Diagnosing colorectal medullary carcinoma: interobserver variability and clinicopathological implications

Abstract

Colorectal medullary carcinoma, recognized by the World Health Organization as a distinct histologic subtype, is commonly regarded as a specific entity with an improved prognosis and unique molecular pathogenesis. A fundamental but as yet unaddressed question, however, is whether it can be diagnosed reproducibly. In this study, by analyzing 80 colorectal adenocarcinomas whose dominant growth pattern was solid (thus encompassing medullary carcinoma and its mimics), we provided a detailed description of the morphological spectrum from "classic medullary histology" to nonmedullary poorly differentiated histologies and demonstrated significant overlapping between categories. By assessing a selected subset (n=30) that represented the spectrum of histologies, we showed that the interobserver agreement for diagnosing medullary carcinoma by using 2010 World Health Organization criteria was poor; the κ value among 5 gastrointestinal pathologists was only 0.157 (95% confidence interval, 0.127-0.263; P=.001).

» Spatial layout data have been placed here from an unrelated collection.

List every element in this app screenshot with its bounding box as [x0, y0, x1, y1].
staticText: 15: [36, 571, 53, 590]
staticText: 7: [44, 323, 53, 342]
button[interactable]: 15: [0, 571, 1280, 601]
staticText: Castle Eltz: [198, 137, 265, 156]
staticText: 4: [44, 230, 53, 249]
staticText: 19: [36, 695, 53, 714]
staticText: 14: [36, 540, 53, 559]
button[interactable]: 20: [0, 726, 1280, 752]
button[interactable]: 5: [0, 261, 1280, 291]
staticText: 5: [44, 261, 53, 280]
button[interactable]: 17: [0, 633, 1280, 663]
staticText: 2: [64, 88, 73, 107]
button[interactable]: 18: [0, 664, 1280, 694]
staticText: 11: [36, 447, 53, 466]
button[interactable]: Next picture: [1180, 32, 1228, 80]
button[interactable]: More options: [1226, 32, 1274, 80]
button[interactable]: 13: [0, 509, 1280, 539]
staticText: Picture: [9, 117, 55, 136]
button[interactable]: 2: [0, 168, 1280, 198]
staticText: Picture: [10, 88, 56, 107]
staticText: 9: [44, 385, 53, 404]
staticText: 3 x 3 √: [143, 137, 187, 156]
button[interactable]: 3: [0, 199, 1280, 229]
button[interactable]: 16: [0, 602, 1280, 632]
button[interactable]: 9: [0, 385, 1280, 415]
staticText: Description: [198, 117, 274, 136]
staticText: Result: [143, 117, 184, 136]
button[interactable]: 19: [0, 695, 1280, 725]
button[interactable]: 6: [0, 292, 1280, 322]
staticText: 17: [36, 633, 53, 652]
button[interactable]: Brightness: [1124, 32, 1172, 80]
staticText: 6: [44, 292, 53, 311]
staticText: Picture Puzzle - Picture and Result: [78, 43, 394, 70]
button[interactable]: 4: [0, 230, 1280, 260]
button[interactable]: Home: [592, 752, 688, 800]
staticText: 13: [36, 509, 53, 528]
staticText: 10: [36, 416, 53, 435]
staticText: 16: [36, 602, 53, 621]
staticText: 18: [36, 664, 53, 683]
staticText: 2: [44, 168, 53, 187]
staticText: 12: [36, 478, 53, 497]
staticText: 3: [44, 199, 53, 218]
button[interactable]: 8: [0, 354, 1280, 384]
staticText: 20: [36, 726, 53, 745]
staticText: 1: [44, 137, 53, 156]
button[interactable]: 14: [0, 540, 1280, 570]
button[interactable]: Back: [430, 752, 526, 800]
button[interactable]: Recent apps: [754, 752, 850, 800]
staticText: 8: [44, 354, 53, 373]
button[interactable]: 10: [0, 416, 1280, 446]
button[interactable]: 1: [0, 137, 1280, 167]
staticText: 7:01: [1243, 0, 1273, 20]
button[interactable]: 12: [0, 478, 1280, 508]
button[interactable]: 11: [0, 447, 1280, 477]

When we arbitrarily classified the entire cohort into "classic" and "indeterminate" medullary tumors (group 1, n=19; group 2, n=26, respectively) and nonmedullary poorly differentiated tumors (group 3, n=35), groups 1 and 2 were more likely to exhibit mismatch repair protein deficiency than group 3 (P<.001); however, improved survival could not be detected in either group compared with group 3. Our findings suggest that the diagnosis of medullary carcinoma, as currently applied, may only serve as a morphological descriptor indicating an increased likelihood of mismatch-repair deficiency. Additional evidence including a more objective classification system is needed before medullary carcinoma can be regarded as a distinct entity with prognostic relevance. Until such evidence becomes available, caution should be exercised when making this diagnosis, as well as when comparing results across different studies.

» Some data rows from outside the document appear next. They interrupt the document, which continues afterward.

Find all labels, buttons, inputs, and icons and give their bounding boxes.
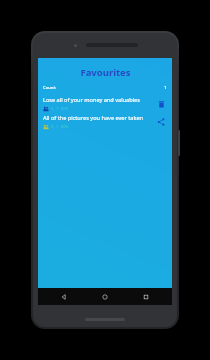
staticText: 1 (56, 124, 59, 129)
staticText: 9 (51, 124, 54, 129)
staticText: 1 (56, 106, 59, 111)
button[interactable]: Back (49, 288, 79, 305)
staticText: Count: (43, 85, 57, 91)
button[interactable]: Recents (131, 288, 161, 305)
button[interactable]: Delete (154, 97, 168, 111)
staticText: 60% (61, 124, 69, 129)
staticText: 1 (164, 85, 167, 91)
staticText: Lose all of your money and valuables (43, 96, 140, 104)
staticText: 60% (61, 106, 69, 111)
staticText: All of the pictures you have ever taken (43, 114, 144, 122)
button[interactable]: Lose all of your money and valuables (43, 96, 150, 112)
button[interactable]: All of the pictures you have ever taken (43, 114, 150, 130)
button[interactable]: Home (90, 288, 120, 305)
staticText: 9 (51, 106, 54, 111)
button[interactable]: Share (154, 115, 168, 129)
staticText: Favourites (80, 66, 131, 79)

Keywords: Colorectal carcinoma; Diagnostic reproducibility; Microsatellite instability; Tumor classification; Tumor histology.

Figure 1

H&E appearances of typical colorectal medullary carcinomas. Note the circumscribed tumor border (A, 40× magnification), the appearance of sheets of cells at low power (B, 40× magnification) imparted by uniform and syncytial tumor cell nests merging with a cellular stroma (C, 100× magnification). Typically, these tumors have abundant tumor-infiltrating lymphocytes (D, 100× magnification).

Figure 2

H&E appearances of high grade colorectal adenocarcinoma with medullary features. Although the tumor cells may appear uniform and are associated with some tumor-infiltrating lymphocytes, they have a cord like growth pattern with a fibrotic stroma (A, 40× magnification), an infiltrative border (B, 40× magnification), or with regions showing solid growth mixed with small but well formed lumina (C, 100× magnification, and D, 200× magnification).

Figure 3

H&E appearances of conventional poorly differentiated colorectal adenocarcinoma. These tumors typically show high grade cytology and a desmoplastic stroma (A–C, each 100× magnification). Tumors may grow in solid sheets; however, the cells show high grade cytological features such as increased nuclear-to-cytoplasmic ratio (D, 100× magnification). Note the lack of apparent tumor infiltrating lymphocytes in these tumors.

Figure 4

Overall survival of high grade colorectal adenocarcinomas with stages II, III, and IV diseases.

Figure 5

Overall survival of high grade colorectal adenocarcinomas of medullary, indeterminate, and conventional poorly differentiated types.